I see many of your guests have brought along champagne but it wasn’t available in Afghanistan. I could have brought some Uzbek red wine – but it was for the chickens and belongs in a different book – so I brought some Afghan food to share. There has to be mulberries, of course, Miriam’s favourite fruit. I loved them, too, but can only find dried ones here.
(I have a friend with a mulberry tree so I’ll have to put you in touch with one another.)
Afghans make the best kebabs in the world, served hot off the skewer wrapped in a fresh nan which soaks up the juices. We can have kabuli rice topped with raisins and strips of carrots glistening with oil and little leek-filled dumplings which are delicious. Or we can go simpler with ash – pasta – served with quroot, a rock-hard sour cheese made from buttermilk which is re-hydrated into a sauce. It really tastes much better than it sounds. One of my favourite dishes – perhaps because it is easily reproduced at home – is banjan-sia borani. This is egg-plant (aubergine) slices fried and served with cooked tomatoes, topped with a sour cream and yoghurt garlicky sauce and dried mint.
My mouth is watering at the thought. Thanks so much for staying in with me Mary. I’ve had a brilliant time.
No More Mulberries
Scottish-born midwife, Miriam loves her work at a health clinic in rural Afghanistan and the warmth and humour of her women friends in the village, but she can no longer ignore the cracks appearing in her marriage. Her doctor husband has changed from the loving, easy-going man she married and she fears he regrets taking on a widow with a young son, who seems determined to remain distant from his stepfather.
When Miriam acts as translator at a medical teaching camp she hopes time apart might help her understand the cause of their problems. Instead, she must focus on helping women desperate for medical care and has little time to think about her failing marriage.

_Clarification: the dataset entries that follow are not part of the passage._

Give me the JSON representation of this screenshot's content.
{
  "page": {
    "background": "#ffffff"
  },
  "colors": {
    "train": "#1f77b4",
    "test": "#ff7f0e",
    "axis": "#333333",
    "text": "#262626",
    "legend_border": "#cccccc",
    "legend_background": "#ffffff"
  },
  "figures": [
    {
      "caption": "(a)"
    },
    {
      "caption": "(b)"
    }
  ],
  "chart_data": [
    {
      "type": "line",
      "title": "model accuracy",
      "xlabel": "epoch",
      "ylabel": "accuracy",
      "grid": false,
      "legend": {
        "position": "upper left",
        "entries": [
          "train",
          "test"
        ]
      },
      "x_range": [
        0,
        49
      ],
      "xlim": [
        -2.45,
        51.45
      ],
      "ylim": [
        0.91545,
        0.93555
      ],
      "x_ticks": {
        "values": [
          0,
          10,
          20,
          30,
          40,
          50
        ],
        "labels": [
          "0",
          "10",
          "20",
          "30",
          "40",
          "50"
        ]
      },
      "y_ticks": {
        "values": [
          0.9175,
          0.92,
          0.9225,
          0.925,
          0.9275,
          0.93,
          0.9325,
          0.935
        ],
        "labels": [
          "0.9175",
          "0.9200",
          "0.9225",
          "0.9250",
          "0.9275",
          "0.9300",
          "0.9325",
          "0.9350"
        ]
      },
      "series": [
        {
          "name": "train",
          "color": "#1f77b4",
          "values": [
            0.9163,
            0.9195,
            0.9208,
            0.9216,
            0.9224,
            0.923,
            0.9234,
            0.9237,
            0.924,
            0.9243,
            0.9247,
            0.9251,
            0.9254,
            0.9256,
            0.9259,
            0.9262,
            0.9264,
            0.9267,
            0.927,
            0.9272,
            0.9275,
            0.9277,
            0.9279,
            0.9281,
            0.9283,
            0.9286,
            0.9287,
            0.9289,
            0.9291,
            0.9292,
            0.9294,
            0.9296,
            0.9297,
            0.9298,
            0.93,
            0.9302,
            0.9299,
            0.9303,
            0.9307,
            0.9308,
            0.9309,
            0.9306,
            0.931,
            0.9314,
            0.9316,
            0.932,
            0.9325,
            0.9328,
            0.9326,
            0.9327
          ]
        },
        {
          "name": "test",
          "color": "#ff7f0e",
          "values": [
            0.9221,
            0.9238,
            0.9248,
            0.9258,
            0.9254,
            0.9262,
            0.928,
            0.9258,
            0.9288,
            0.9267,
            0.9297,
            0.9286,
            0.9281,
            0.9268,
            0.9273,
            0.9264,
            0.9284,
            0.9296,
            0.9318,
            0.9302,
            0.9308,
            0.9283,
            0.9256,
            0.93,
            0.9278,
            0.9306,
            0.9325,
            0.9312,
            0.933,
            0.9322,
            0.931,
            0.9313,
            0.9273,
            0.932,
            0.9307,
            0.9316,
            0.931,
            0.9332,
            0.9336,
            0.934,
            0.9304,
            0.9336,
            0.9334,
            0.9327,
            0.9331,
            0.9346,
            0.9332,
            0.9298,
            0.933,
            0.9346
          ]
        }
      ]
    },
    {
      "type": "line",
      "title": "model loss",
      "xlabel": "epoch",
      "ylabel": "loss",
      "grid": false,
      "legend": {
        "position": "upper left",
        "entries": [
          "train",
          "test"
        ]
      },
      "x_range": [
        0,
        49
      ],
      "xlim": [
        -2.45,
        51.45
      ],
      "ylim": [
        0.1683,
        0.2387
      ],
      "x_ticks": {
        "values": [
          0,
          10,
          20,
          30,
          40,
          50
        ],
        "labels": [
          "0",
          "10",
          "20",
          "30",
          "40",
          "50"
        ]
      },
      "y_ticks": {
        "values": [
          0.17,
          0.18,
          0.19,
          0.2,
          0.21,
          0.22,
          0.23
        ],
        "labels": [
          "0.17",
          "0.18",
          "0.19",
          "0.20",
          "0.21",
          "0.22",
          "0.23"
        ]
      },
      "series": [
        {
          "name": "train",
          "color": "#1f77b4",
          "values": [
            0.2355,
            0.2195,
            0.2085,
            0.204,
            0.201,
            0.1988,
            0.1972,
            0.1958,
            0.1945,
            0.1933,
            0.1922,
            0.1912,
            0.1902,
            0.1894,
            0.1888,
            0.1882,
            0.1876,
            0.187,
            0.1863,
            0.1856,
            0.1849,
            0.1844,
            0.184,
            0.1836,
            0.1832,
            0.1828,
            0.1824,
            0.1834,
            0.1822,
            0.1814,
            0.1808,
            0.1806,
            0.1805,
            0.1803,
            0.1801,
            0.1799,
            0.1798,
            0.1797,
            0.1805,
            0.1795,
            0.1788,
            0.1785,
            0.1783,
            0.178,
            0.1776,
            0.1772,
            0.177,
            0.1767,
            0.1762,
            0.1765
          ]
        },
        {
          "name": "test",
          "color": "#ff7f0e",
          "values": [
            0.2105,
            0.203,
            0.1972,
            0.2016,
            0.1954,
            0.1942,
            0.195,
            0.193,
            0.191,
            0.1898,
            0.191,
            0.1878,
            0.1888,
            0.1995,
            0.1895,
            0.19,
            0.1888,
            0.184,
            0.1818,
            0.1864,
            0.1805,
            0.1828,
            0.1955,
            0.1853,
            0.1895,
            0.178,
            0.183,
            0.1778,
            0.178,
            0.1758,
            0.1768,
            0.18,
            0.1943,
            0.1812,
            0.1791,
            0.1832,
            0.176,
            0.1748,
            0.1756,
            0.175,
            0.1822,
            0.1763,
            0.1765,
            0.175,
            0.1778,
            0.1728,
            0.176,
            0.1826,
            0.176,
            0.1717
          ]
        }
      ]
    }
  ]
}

When an old friend appears, urging her to visit the village where she and her first husband had been so happy. Miriam finds herself travelling on a journey into her past, searching for answers to why her marriage is going so horribly wrong.
Her husband, too, has a past of his own – from being shunned as a child to the loss of his first love.
No More Mulberries is available for purchase here.
About Mary Smith
Mary Smith has always loved writing. As a child she wrote stories in homemade books made from wallpaper trimmings – but she never thought people could grow up and become real writers. She spent a year working in a bank, which she hated – all numbers, very few words – ten years with Oxfam in the UK, followed by ten years working in Pakistan and Afghanistan. She wanted others to share her amazing, life-changing experiences so she wrote about them – fiction, non-fiction, poetry and journalism. And she discovered the little girl who wrote stories had become a real writer after all.
Drunk Chickens and Burnt Macaroni: Real Stories of Afghan Women is an account of her time in Afghanistan and her debut novel No More Mulberries is also set in Afghanistan.